08:21 - And pushing about his own language.
08:22 - He's doing what, I was gonna say what we do,
08:24 but, you know, if there's an emotion or something,
08:27 and he hasn't got a word for it, it makes one sound.
08:29 - Yeah, yeah, yeah, completely.
08:30 - And the accent, the rhythm,
08:32 with the rhythm of the time, you know?
08:33 It's like if I, if you wrote something now that says,
08:36 you know, yeah, Zeph and I are dread went into the,
08:39 to dance and the beats were kicking.
08:41 - Yeah.
08:42 - In a hundred years time, they're gonna say,
08:43 "Zeph and I are dread went into a dance."

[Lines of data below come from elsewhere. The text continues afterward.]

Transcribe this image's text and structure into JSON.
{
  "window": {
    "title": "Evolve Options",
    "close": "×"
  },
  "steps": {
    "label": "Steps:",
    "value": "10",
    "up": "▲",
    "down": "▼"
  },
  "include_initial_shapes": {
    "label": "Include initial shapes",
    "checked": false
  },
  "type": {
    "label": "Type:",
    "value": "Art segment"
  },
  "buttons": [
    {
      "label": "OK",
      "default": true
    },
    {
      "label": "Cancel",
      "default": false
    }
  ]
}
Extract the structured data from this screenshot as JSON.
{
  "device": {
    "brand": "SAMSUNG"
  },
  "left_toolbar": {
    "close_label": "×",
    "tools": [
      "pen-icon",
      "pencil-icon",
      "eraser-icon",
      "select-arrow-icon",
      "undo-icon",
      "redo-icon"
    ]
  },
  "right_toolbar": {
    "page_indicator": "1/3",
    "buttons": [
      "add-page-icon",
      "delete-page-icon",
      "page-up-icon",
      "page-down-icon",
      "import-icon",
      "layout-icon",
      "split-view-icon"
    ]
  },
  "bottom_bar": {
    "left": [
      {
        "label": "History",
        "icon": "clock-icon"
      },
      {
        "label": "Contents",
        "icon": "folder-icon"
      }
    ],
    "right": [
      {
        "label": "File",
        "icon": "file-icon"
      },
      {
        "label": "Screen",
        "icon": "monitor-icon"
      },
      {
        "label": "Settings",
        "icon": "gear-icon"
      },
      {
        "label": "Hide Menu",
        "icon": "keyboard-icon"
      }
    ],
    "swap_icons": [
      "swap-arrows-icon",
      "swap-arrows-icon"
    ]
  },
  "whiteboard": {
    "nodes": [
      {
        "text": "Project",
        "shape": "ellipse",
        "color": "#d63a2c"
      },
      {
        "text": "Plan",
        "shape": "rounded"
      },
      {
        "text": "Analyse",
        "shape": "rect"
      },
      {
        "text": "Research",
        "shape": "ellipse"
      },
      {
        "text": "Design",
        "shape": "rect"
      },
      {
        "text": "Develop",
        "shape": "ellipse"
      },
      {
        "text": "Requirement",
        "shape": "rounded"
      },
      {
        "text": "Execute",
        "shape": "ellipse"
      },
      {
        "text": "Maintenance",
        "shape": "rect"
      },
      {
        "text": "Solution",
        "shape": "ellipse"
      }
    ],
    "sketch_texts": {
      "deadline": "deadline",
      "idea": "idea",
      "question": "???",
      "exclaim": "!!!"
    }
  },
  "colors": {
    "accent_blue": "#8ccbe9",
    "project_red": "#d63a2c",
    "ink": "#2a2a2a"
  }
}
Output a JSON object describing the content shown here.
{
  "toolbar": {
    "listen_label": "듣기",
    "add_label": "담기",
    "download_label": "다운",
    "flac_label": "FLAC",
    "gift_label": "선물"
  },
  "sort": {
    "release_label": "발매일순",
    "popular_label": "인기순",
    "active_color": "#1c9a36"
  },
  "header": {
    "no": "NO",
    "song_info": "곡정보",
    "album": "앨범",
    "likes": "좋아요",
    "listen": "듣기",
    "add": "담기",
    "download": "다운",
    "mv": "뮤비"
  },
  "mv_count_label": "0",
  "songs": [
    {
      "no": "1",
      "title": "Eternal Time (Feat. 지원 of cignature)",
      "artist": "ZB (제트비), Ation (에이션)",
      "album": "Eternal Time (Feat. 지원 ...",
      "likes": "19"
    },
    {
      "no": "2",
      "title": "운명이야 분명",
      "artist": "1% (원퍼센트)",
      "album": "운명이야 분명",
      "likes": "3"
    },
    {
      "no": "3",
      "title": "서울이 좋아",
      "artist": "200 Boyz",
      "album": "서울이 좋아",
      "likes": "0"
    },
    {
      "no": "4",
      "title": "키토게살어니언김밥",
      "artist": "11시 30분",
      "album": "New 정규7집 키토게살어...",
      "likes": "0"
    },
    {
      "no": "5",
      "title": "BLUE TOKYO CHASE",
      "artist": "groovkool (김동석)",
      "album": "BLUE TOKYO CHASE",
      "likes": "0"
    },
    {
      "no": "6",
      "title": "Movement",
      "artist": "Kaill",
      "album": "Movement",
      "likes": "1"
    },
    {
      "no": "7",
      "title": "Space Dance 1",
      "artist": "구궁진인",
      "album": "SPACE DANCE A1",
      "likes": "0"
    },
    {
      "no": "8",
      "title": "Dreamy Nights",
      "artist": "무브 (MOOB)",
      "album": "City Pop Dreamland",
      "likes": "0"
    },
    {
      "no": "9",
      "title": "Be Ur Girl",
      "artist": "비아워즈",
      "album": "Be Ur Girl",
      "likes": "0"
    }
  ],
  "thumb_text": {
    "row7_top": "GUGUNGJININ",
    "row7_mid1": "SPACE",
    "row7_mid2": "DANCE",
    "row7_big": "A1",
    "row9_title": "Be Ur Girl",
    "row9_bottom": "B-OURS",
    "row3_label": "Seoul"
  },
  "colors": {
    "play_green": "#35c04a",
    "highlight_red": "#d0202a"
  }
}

08:45 How did you go into a dance?
08:46 A dance is what you do.
08:47 - Yeah.
08:48 - And the beats were kicking.
08:49 - Yeah, yeah, yeah.
08:50 - What does it mean, the beats were kicking?
08:50 - Yeah.
08:51 - You know?
08:52 We know what that means now.
08:53 - Mm-hmm.
08:54 - And the same thing when Shakespeare was around,
08:55 people didn't have to sit there working hard
08:58 and deciphering it, you know what I mean?
08:59 - Yeah.
09:00 But I think that's the thing that's always
09:01 frustrated me about it is, when I used to study it at school
09:03 is that, you know, it was being dissected in a way
09:05 it was unnecessary.
09:06 And I even find that when we were studying poetry.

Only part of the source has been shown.